Oh mujer, vuelves a aparecer,
vuelves a estar en mis ojos
y te reflejas en mis pupilas.
Apareces contorneándote,
seduciéndome, aplastando cada pensamiento diurno,
para transformarlo en el sublime néctar
del placer nocturno.
Pasas a lado mío y me incitas con tus ojos a seguirte.
Con ese par de ojos de trigo, que con una mirada
petrifica mi pensar y me deja vulnerable a tus deseos,
expresados por la perfección de tus cejas definidas y nariz respingada.
Te das la vuelta y clavas tus rizos castaños en mi rostro, te sientas,
y con un sublime cruce de piernas prendes un cigarrillo.
El humo sale a través de tus labios
mezclándose con el ambiente y mi mente se consume
con el tabaco de la noche.
Es ya media noche y las palabras sobran a esta altura,
el silencio se apodera de la habitación sofocada de pensamientos políticos,
culturales, musicales, existenciales y de más,
que al momento de besarte fueron destruidos sin el más mínimo respeto.
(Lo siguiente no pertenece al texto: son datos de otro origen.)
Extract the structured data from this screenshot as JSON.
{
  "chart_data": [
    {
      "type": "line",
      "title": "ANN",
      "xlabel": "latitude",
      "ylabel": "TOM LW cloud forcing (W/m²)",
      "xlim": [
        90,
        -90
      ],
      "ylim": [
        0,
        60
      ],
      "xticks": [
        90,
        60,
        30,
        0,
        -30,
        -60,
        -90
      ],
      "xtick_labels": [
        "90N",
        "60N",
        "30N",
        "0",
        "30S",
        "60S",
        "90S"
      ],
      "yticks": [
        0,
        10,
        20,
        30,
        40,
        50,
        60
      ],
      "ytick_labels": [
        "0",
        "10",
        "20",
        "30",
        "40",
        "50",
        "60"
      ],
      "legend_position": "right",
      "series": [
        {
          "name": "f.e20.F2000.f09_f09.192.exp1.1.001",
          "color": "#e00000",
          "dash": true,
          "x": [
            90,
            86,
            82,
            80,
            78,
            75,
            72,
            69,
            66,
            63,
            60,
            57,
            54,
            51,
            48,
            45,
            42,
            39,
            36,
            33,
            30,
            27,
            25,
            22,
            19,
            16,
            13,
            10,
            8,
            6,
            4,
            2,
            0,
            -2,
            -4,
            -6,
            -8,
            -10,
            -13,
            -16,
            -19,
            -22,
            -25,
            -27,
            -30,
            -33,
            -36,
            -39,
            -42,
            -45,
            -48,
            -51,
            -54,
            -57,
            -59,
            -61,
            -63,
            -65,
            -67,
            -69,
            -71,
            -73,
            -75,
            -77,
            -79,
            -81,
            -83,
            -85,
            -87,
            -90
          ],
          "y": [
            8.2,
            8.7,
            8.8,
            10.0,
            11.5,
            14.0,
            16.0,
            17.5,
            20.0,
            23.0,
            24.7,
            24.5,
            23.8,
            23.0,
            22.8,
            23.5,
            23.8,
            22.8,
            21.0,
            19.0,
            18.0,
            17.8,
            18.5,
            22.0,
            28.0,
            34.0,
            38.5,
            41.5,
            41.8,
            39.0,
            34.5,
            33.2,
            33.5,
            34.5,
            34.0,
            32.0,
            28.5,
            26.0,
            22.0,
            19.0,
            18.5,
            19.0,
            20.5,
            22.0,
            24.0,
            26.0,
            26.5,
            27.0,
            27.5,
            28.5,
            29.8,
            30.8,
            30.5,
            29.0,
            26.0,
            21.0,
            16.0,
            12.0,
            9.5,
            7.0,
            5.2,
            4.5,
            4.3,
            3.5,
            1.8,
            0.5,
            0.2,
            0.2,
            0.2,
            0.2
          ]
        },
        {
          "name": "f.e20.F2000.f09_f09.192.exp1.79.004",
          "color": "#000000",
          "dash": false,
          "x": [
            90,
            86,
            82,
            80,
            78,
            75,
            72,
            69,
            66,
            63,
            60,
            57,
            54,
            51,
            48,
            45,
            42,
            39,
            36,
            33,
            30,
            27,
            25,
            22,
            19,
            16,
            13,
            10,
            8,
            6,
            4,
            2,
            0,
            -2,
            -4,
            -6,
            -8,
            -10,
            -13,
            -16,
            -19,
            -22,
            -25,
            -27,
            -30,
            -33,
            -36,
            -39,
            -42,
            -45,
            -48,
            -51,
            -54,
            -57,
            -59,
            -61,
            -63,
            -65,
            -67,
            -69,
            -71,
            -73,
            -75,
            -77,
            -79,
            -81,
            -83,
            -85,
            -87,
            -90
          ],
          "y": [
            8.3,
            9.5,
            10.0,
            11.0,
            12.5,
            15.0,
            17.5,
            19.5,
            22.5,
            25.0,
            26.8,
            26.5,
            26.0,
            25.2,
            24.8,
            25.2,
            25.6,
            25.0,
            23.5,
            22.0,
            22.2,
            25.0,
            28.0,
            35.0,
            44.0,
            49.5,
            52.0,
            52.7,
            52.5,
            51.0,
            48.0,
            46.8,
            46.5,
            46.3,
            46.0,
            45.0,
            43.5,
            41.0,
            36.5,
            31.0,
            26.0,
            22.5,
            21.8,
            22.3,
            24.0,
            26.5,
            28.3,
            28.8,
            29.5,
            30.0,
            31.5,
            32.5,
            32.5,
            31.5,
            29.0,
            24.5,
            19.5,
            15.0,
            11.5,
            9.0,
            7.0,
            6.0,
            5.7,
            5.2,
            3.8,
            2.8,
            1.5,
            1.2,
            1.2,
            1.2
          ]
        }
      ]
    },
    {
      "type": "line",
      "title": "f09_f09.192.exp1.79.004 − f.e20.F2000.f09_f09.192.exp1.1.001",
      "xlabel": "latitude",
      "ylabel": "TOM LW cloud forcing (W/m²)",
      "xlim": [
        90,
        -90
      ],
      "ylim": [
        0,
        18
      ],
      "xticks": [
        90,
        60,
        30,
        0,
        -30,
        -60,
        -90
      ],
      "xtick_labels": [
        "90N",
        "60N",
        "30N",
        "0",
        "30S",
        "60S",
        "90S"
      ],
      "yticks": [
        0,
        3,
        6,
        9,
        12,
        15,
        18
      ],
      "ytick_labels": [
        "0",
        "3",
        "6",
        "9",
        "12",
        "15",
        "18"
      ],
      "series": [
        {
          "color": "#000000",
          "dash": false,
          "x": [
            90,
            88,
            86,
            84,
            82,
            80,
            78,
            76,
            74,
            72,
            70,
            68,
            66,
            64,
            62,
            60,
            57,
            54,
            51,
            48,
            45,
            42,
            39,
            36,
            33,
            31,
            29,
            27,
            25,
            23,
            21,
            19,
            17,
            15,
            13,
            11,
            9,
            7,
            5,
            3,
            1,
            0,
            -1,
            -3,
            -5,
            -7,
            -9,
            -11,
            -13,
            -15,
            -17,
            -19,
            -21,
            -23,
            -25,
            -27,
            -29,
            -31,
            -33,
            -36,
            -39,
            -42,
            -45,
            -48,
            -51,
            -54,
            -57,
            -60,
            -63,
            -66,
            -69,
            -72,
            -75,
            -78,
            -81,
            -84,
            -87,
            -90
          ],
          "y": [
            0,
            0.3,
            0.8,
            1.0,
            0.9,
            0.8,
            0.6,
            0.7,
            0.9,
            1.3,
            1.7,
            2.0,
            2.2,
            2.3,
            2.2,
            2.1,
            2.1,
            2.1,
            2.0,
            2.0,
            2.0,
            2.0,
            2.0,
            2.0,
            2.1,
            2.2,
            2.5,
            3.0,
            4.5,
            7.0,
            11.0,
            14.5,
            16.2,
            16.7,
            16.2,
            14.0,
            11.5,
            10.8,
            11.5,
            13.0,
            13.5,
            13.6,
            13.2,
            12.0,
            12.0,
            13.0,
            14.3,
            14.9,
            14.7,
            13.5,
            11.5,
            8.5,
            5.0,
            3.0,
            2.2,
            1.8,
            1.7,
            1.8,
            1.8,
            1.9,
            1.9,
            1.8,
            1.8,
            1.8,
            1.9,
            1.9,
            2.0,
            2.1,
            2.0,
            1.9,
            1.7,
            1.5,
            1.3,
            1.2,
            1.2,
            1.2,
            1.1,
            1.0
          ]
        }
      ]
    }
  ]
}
Ahora es cuando la noche nos corrompe y nos desvestimos sin preámbulos
para mostrar nuestra esencia, obviando temores y prejuicios.
Te desplomas en mi cama y muestras tus delicados y pequeños pies,
que ahora no tan fríos, juegan con las sábanas blancas
en complicidad de tus muslos y pantorrillas y también tus bellas rodillas.
Mas esa no es toda tu humanidad, pues al enfrentarnos piel a piel,
tu esbelta cintura adorna mis manos
y tus suaves pechos marcan el ritmo de nuestra canción corporal,
que de un momento a otro se desvanece
haciéndome recordar que no eres real.